Massive sulphide deposits (SMS) of gold, zinc and copper and other minerals at sites such as New Zealand's Kermadec Arc are attracting prospectors and miners.
British entrepreneur Neptune Minerals has lodged applications for mining licences with the NZ Government over discovered two mineral deposits on the Rumble II West seamount about 400km northeast of Tauranga.
It has described the target sites as "inactive SMS zones".
Dr de Ronde said some miners, such as Nautilus Minerals - which has been seeking gold, copper and zinc in seas off Papua New Guinea - avoided the potentially destructive use of dredging to gather geological samples in fragile sites.
"Nautilus would have a fit if you dredged a site that might have animals, so they use remote-operated vehicles and mini-subs," he said.
But using the alternative of gathering material by submersible to minimise damage was very expensive, Dr de Ronde said.
"For nations like New Zealand, and organisations like the National Institute of Water and Atmospheric research (Niwa), dredging is cheap," he said.
Though it could cause damage, the dredges used were not huge.
"It's easy to say it should not happen, and that it should only be by subs or ROVs - but then the Government needs to give you more money," he said.
The proposed code of conduct envisaged a biological survey of sites before any mining started, he said.
But there was a need for a systematic approach in a rapidly developing sector.
Dr de Ronde said the global recession might provide a breathing space for reviewing the environmental precautions needed in seafloor mining, as mining companies were "cooling their jets".

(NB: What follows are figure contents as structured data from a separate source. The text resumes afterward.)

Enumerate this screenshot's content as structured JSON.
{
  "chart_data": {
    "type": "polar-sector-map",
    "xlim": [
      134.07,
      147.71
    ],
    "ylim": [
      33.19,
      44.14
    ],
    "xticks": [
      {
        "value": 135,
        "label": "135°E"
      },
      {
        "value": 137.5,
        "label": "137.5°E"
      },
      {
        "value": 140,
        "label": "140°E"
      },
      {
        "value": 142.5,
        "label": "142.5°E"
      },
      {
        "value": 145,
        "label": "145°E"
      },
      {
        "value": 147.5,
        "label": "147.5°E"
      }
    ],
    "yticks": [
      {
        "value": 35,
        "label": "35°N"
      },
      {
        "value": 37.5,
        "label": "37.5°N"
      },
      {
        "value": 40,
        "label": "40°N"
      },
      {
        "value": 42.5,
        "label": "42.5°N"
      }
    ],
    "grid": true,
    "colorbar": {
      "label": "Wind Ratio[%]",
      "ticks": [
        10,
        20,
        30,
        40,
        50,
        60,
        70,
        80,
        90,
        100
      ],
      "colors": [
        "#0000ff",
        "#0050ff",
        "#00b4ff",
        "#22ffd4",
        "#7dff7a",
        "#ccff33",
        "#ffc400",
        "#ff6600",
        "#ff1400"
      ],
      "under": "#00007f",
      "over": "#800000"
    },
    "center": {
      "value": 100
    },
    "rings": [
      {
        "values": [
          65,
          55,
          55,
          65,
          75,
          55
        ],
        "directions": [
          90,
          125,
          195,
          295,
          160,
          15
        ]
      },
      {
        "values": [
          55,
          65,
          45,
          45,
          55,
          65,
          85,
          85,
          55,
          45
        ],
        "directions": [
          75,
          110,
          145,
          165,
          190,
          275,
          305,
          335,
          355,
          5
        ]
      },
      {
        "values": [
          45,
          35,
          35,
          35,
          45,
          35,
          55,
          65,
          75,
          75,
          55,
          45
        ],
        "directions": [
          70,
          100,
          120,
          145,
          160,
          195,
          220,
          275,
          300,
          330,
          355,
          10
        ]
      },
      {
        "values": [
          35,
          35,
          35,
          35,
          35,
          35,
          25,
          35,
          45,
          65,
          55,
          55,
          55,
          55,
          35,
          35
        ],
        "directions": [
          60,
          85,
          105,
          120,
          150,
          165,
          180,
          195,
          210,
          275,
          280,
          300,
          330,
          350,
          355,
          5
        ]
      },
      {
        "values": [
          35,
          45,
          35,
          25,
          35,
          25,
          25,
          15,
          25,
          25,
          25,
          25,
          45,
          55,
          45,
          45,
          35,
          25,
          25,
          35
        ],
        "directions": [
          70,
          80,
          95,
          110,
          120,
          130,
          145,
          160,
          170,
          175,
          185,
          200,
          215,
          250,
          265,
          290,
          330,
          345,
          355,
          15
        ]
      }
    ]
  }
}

"In New Zealand, the Government has been sitting on and stalling its oceans policy ... so maybe we have some breathing room".
He was one of a team of New Zealand scientists who joined an American research voyage earlier this month to investigate three key submarine volcanoes along the Kermadec Arc, northeast of White Island, Bay of Plenty.
The seafloor hydrothermal systems and their vents were dynamic and ephemeral, he said.
At the Rumble II West volcano - for which there was not a detailed survey of vent fields in the public domain - no active or dead vents were seen, but the camera being used only covered a few metres of seafloor at a time.
"We just saw rocks and sediment," said Dr de Ronde.
Sensitive tracking of helium isotopes in plumes of mineral-enriched water from hydrothermal systems had previously shown activity at Rumble II West but Dr de Ronde said it was not highly active.
More information waited on detailed water column analysis from data recorded during the voyage.
Massive sulphide (SMS) deposits are left on the sea floor by hydrothermal vents over millions of years as minerals in the Earth's crust dissolve in super-heated fluids then drop to the seafloor when they emerge into cold seawater.
Neptune has claimed that deposits of gold, silver copper and zinc, worth up to $US2000/tonne ($NZ3700/tonne) along the Kermadec Arc can be mined for a combined capital and operating cost of less than $US162/tonne.
Metallurgical testing done for the company on a composite sample from its initial Kermadec exploration in 2006 showed an average of 11.2 parts per million of gold, 122ppm of silver, 8.1 percent copper, 0.5 percent lead and 5 percent zinc.